Le greyhound en France

Le Club des ama­teurs de greyhound de France (CAGF), créé le 28 juillet 1945, veille sur la pro­mo­tion de la race, le res­pect du stan­dard, la for­ma­tion des juges, etc. Son pré­sident, Chris­tian Ma­gré est ra­vi de la qua­li­té des chiens dans l’hexa­gone : « la qua­li­té est au top ». Il ajoute : « Je re­grette que, lors des grands ras­sem­ble­ments or­ga­ni­sés par le club, les grey­hounds étran­gers ne viennent pas ou peu se frot­ter au chep­tel fran- çais. On est dans la four­chette su­pé­rieure de la qua­li­té pour ce qui est des éle­vages eu­ro­péens. La qua­li­té du greyhound fran­çais est ex­cel­lente. Nous re­trou­vons les grey­hounds fran­çais dans beau­coup de grands ras­sem­ble­ments eu­ro­péens et aus­si dans la gé­néa­lo­gie de nom­breux pe­di­grees étran­gers. Lors des ex­po­si­tions na­tio­nales d’éle­vage, de 70 à 80 chiens sont ex­po­sés, ce qui est ex­cellent pour une race confi­den­tielle ». Tout à la fois beau, élé­gant, spor­tif et char­mant com­pa­gnon, le greyhound a tout pour plaire à un large pu­blic. Vivre aux cô­tés d’un de ces chiens, c’est faire d’un rêve une réa­li­té.

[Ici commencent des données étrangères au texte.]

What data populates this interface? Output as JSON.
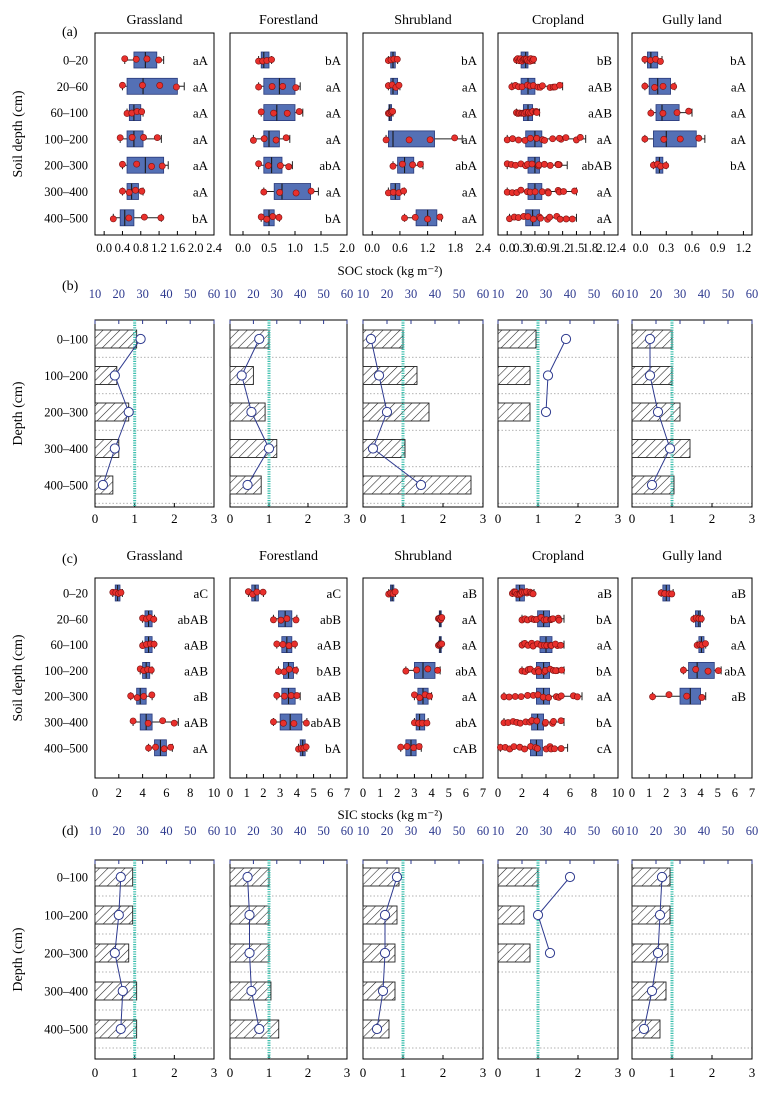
{
  "figure": {
    "panel_labels": [
      "(a)",
      "(b)",
      "(c)",
      "(d)"
    ],
    "colors": {
      "box": "#5470b5",
      "dot": "#e8302c",
      "axis_top": "#2e3a8f",
      "ref_line": "#3dbfae",
      "profile": "#2e3a8f",
      "grid_dot": "#999999",
      "grid_blue": "#3446c0",
      "grid_orange": "#d08a3a"
    }
  },
  "chart_data": [
    {
      "id": "a",
      "type": "box",
      "panel_label": "(a)",
      "ylabel": "Soil depth (cm)",
      "xlabel": "SOC stock (kg m⁻²)",
      "depths": [
        "0–20",
        "20–60",
        "60–100",
        "100–200",
        "200–300",
        "300–400",
        "400–500"
      ],
      "subplots": [
        {
          "title": "Grassland",
          "xlim": [
            -0.2,
            2.4
          ],
          "ticks": [
            0.0,
            0.4,
            0.8,
            1.2,
            1.6,
            2.0,
            2.4
          ],
          "tick_labels": [
            "0.0",
            "0.4",
            "0.8",
            "1.2",
            "1.6",
            "2.0",
            "2.4"
          ],
          "boxes": [
            [
              0.45,
              0.65,
              0.9,
              1.15,
              1.3
            ],
            [
              0.4,
              0.5,
              0.85,
              1.6,
              1.75
            ],
            [
              0.5,
              0.55,
              0.65,
              0.8,
              0.85
            ],
            [
              0.35,
              0.5,
              0.65,
              0.85,
              1.25
            ],
            [
              0.4,
              0.5,
              0.9,
              1.3,
              1.4
            ],
            [
              0.4,
              0.5,
              0.6,
              0.75,
              0.85
            ],
            [
              0.2,
              0.35,
              0.45,
              0.65,
              1.25
            ]
          ],
          "letters": [
            "aA",
            "aA",
            "aA",
            "aA",
            "aA",
            "aA",
            "bA"
          ]
        },
        {
          "title": "Forestland",
          "xlim": [
            -0.25,
            2.0
          ],
          "ticks": [
            0.0,
            0.5,
            1.0,
            1.5,
            2.0
          ],
          "tick_labels": [
            "0.0",
            "0.5",
            "1.0",
            "1.5",
            "2.0"
          ],
          "boxes": [
            [
              0.3,
              0.35,
              0.4,
              0.5,
              0.55
            ],
            [
              0.3,
              0.4,
              0.7,
              1.0,
              1.1
            ],
            [
              0.35,
              0.4,
              0.65,
              1.0,
              1.15
            ],
            [
              0.2,
              0.4,
              0.5,
              0.7,
              0.9
            ],
            [
              0.3,
              0.4,
              0.55,
              0.75,
              0.95
            ],
            [
              0.4,
              0.6,
              0.75,
              1.3,
              1.45
            ],
            [
              0.35,
              0.4,
              0.5,
              0.6,
              0.7
            ]
          ],
          "letters": [
            "bA",
            "aA",
            "aA",
            "aA",
            "abA",
            "aA",
            "bA"
          ]
        },
        {
          "title": "Shrubland",
          "xlim": [
            -0.2,
            2.4
          ],
          "ticks": [
            0.0,
            0.6,
            1.2,
            1.8,
            2.4
          ],
          "tick_labels": [
            "0.0",
            "0.6",
            "1.2",
            "1.8",
            "2.4"
          ],
          "boxes": [
            [
              0.35,
              0.4,
              0.45,
              0.5,
              0.55
            ],
            [
              0.35,
              0.4,
              0.45,
              0.55,
              0.6
            ],
            [
              0.35,
              0.36,
              0.38,
              0.42,
              0.45
            ],
            [
              0.3,
              0.35,
              0.45,
              1.35,
              1.95
            ],
            [
              0.45,
              0.55,
              0.7,
              0.9,
              1.1
            ],
            [
              0.35,
              0.4,
              0.5,
              0.6,
              0.7
            ],
            [
              0.7,
              0.95,
              1.2,
              1.4,
              1.5
            ]
          ],
          "letters": [
            "bA",
            "aA",
            "aA",
            "aA",
            "abA",
            "aA",
            "aA"
          ]
        },
        {
          "title": "Cropland",
          "xlim": [
            -0.2,
            2.4
          ],
          "ticks": [
            0.0,
            0.3,
            0.6,
            0.9,
            1.2,
            1.5,
            1.8,
            2.1,
            2.4
          ],
          "tick_labels": [
            "0.0",
            "0.3",
            "0.6",
            "0.9",
            "1.2",
            "1.5",
            "1.8",
            "2.1",
            "2.4"
          ],
          "boxes": [
            [
              0.2,
              0.3,
              0.4,
              0.45,
              0.6
            ],
            [
              0.1,
              0.3,
              0.45,
              0.6,
              1.2
            ],
            [
              0.2,
              0.35,
              0.45,
              0.55,
              0.7
            ],
            [
              0.0,
              0.4,
              0.6,
              0.75,
              1.7
            ],
            [
              0.0,
              0.45,
              0.6,
              0.7,
              1.3
            ],
            [
              0.0,
              0.45,
              0.6,
              0.75,
              1.5
            ],
            [
              0.05,
              0.4,
              0.55,
              0.7,
              1.5
            ]
          ],
          "letters": [
            "bB",
            "aAB",
            "aAB",
            "aA",
            "abAB",
            "aA",
            "aA"
          ]
        },
        {
          "title": "Gully land",
          "xlim": [
            -0.1,
            1.3
          ],
          "ticks": [
            0.0,
            0.3,
            0.6,
            0.9,
            1.2
          ],
          "tick_labels": [
            "0.0",
            "0.3",
            "0.6",
            "0.9",
            "1.2"
          ],
          "boxes": [
            [
              0.05,
              0.08,
              0.12,
              0.2,
              0.25
            ],
            [
              0.05,
              0.1,
              0.2,
              0.35,
              0.4
            ],
            [
              0.12,
              0.18,
              0.25,
              0.45,
              0.6
            ],
            [
              0.05,
              0.15,
              0.3,
              0.65,
              0.75
            ],
            [
              0.15,
              0.18,
              0.22,
              0.26,
              0.3
            ]
          ],
          "letters": [
            "bA",
            "aA",
            "aA",
            "aA",
            "bA"
          ]
        }
      ]
    },
    {
      "id": "b",
      "type": "bar_profile",
      "panel_label": "(b)",
      "ylabel": "Depth (cm)",
      "depths": [
        "0–100",
        "100–200",
        "200–300",
        "300–400",
        "400–500"
      ],
      "bottom_ticks": [
        "0",
        "1",
        "2",
        "3"
      ],
      "bottom_xlim": [
        0,
        3
      ],
      "top_ticks": [
        "10",
        "20",
        "30",
        "40",
        "50",
        "60"
      ],
      "top_xlim": [
        10,
        60
      ],
      "ref_line": 1,
      "subplots": [
        {
          "bars": [
            1.05,
            0.55,
            0.85,
            0.6,
            0.45
          ],
          "profile": [
            1.15,
            0.5,
            0.85,
            0.5,
            0.2
          ]
        },
        {
          "bars": [
            1.0,
            0.6,
            0.9,
            1.2,
            0.8
          ],
          "profile": [
            0.75,
            0.3,
            0.55,
            1.0,
            0.45
          ]
        },
        {
          "bars": [
            1.0,
            1.35,
            1.65,
            1.05,
            2.7
          ],
          "profile": [
            0.2,
            0.4,
            0.6,
            0.25,
            1.45
          ]
        },
        {
          "bars": [
            0.95,
            0.8,
            0.8,
            null,
            null
          ],
          "profile": [
            1.7,
            1.25,
            1.2,
            null,
            null
          ]
        },
        {
          "bars": [
            1.0,
            1.0,
            1.2,
            1.45,
            1.05
          ],
          "profile": [
            0.45,
            0.45,
            0.65,
            0.95,
            0.5
          ]
        }
      ]
    },
    {
      "id": "c",
      "type": "box",
      "panel_label": "(c)",
      "ylabel": "Soil depth (cm)",
      "xlabel": "SIC stocks (kg m⁻²)",
      "depths": [
        "0–20",
        "20–60",
        "60–100",
        "100–200",
        "200–300",
        "300–400",
        "400–500"
      ],
      "subplots": [
        {
          "title": "Grassland",
          "xlim": [
            0,
            10
          ],
          "ticks": [
            0,
            2,
            4,
            6,
            8,
            10
          ],
          "tick_labels": [
            "0",
            "2",
            "4",
            "6",
            "8",
            "10"
          ],
          "boxes": [
            [
              1.5,
              1.7,
              1.9,
              2.1,
              2.3
            ],
            [
              4.0,
              4.2,
              4.5,
              4.8,
              5.0
            ],
            [
              4.0,
              4.2,
              4.5,
              4.8,
              5.0
            ],
            [
              3.8,
              4.0,
              4.3,
              4.6,
              4.8
            ],
            [
              3.0,
              3.5,
              3.8,
              4.3,
              4.8
            ],
            [
              3.2,
              3.8,
              4.3,
              4.8,
              7.0
            ],
            [
              4.5,
              5.0,
              5.5,
              6.0,
              6.5
            ]
          ],
          "letters": [
            "aC",
            "abAB",
            "aAB",
            "aAB",
            "aB",
            "aAB",
            "aA"
          ]
        },
        {
          "title": "Forestland",
          "xlim": [
            0,
            7
          ],
          "ticks": [
            0,
            1,
            2,
            3,
            4,
            5,
            6,
            7
          ],
          "tick_labels": [
            "0",
            "1",
            "2",
            "3",
            "4",
            "5",
            "6",
            "7"
          ],
          "boxes": [
            [
              1.1,
              1.3,
              1.5,
              1.7,
              2.0
            ],
            [
              2.6,
              2.9,
              3.3,
              3.7,
              4.0
            ],
            [
              2.8,
              3.1,
              3.4,
              3.7,
              3.9
            ],
            [
              2.9,
              3.2,
              3.5,
              3.8,
              4.0
            ],
            [
              2.8,
              3.1,
              3.5,
              3.9,
              4.2
            ],
            [
              2.6,
              3.0,
              3.6,
              4.3,
              4.6
            ],
            [
              4.1,
              4.2,
              4.35,
              4.5,
              4.6
            ]
          ],
          "letters": [
            "aC",
            "abB",
            "aAB",
            "bAB",
            "aAB",
            "abAB",
            "bA"
          ]
        },
        {
          "title": "Shrubland",
          "xlim": [
            0,
            7
          ],
          "ticks": [
            0,
            1,
            2,
            3,
            4,
            5,
            6,
            7
          ],
          "tick_labels": [
            "0",
            "1",
            "2",
            "3",
            "4",
            "5",
            "6",
            "7"
          ],
          "boxes": [
            [
              1.5,
              1.6,
              1.7,
              1.8,
              1.9
            ],
            [
              4.4,
              4.45,
              4.5,
              4.55,
              4.6
            ],
            [
              4.4,
              4.45,
              4.5,
              4.55,
              4.6
            ],
            [
              2.5,
              3.0,
              3.5,
              4.2,
              4.5
            ],
            [
              3.0,
              3.2,
              3.5,
              3.8,
              4.0
            ],
            [
              3.0,
              3.1,
              3.3,
              3.6,
              3.8
            ],
            [
              2.2,
              2.5,
              2.8,
              3.1,
              3.4
            ]
          ],
          "letters": [
            "aB",
            "aA",
            "aA",
            "abA",
            "aA",
            "abA",
            "cAB"
          ]
        },
        {
          "title": "Cropland",
          "xlim": [
            0,
            10
          ],
          "ticks": [
            0,
            2,
            4,
            6,
            8,
            10
          ],
          "tick_labels": [
            "0",
            "2",
            "4",
            "6",
            "8",
            "10"
          ],
          "boxes": [
            [
              1.2,
              1.5,
              1.8,
              2.2,
              3.0
            ],
            [
              2.0,
              3.3,
              3.8,
              4.3,
              5.5
            ],
            [
              2.0,
              3.5,
              4.0,
              4.5,
              5.5
            ],
            [
              2.0,
              3.2,
              3.8,
              4.3,
              5.5
            ],
            [
              0.5,
              3.2,
              3.8,
              4.3,
              7.0
            ],
            [
              0.5,
              2.8,
              3.3,
              3.8,
              5.5
            ],
            [
              0.2,
              2.7,
              3.2,
              3.7,
              5.8
            ]
          ],
          "letters": [
            "aB",
            "bA",
            "aA",
            "bA",
            "aA",
            "bA",
            "cA"
          ]
        },
        {
          "title": "Gully land",
          "xlim": [
            0,
            7
          ],
          "ticks": [
            0,
            1,
            2,
            3,
            4,
            5,
            6,
            7
          ],
          "tick_labels": [
            "0",
            "1",
            "2",
            "3",
            "4",
            "5",
            "6",
            "7"
          ],
          "boxes": [
            [
              1.7,
              1.8,
              2.0,
              2.2,
              2.4
            ],
            [
              3.6,
              3.7,
              3.9,
              4.0,
              4.1
            ],
            [
              3.8,
              3.9,
              4.05,
              4.2,
              4.3
            ],
            [
              3.0,
              3.3,
              3.8,
              4.8,
              5.2
            ],
            [
              1.2,
              2.8,
              3.4,
              4.0,
              4.3
            ]
          ],
          "letters": [
            "aB",
            "bA",
            "aA",
            "abA",
            "aB"
          ]
        }
      ]
    },
    {
      "id": "d",
      "type": "bar_profile",
      "panel_label": "(d)",
      "ylabel": "Depth (cm)",
      "depths": [
        "0–100",
        "100–200",
        "200–300",
        "300–400",
        "400–500"
      ],
      "bottom_ticks": [
        "0",
        "1",
        "2",
        "3"
      ],
      "bottom_xlim": [
        0,
        3
      ],
      "top_ticks": [
        "10",
        "20",
        "30",
        "40",
        "50",
        "60"
      ],
      "top_xlim": [
        10,
        60
      ],
      "ref_line": 1,
      "subplots": [
        {
          "bars": [
            0.95,
            0.95,
            0.85,
            1.05,
            1.05
          ],
          "profile": [
            0.65,
            0.6,
            0.5,
            0.7,
            0.65
          ]
        },
        {
          "bars": [
            1.0,
            1.0,
            1.0,
            1.05,
            1.25
          ],
          "profile": [
            0.45,
            0.5,
            0.5,
            0.55,
            0.75
          ]
        },
        {
          "bars": [
            0.9,
            0.85,
            0.8,
            0.8,
            0.65
          ],
          "profile": [
            0.85,
            0.55,
            0.55,
            0.5,
            0.35
          ]
        },
        {
          "bars": [
            1.0,
            0.65,
            0.8,
            null,
            null
          ],
          "profile": [
            1.8,
            1.0,
            1.3,
            null,
            null
          ]
        },
        {
          "bars": [
            0.95,
            0.95,
            0.9,
            0.85,
            0.7
          ],
          "profile": [
            0.75,
            0.7,
            0.65,
            0.5,
            0.3
          ]
        }
      ]
    }
  ]
}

La Pour­suite à Vue sur Leurre est une épreuve de tra­vail pour l’en­semble des lé­vriers (chiens du groupe X de la FCI). Les chiens, qui courent seul, par deux ou plus ra­re­ment par trois, pour­suivent un leurre sur un ter­rain de un à trois hec­tares. Le par­cours est de 600 à 750 m pour les pe­tites races et de 700 à 900 m pour les grandes races. En com­pé­ti­tion, les épreuves se dé­roulent en deux manches. L’une le ma­tin. L’autre l’après-mi­di. Les juges ap­pré­cient le com­por­te­ment du lé­vrier : sa vi­tesse, son adresse, son ar­deur, sa ré­sis­tance, sa ca­pa­ci­té à ef­fec­tuer des re­tours, le pas­sage d’obs­tacle et la cap­ture. Il existe quelques clubs de Pour­suite à Vue sur Leurre en France pour pra­ti­quer cette dis­ci­pline où les chiens se font plai­sir et les maîtres vivent la course avec eux.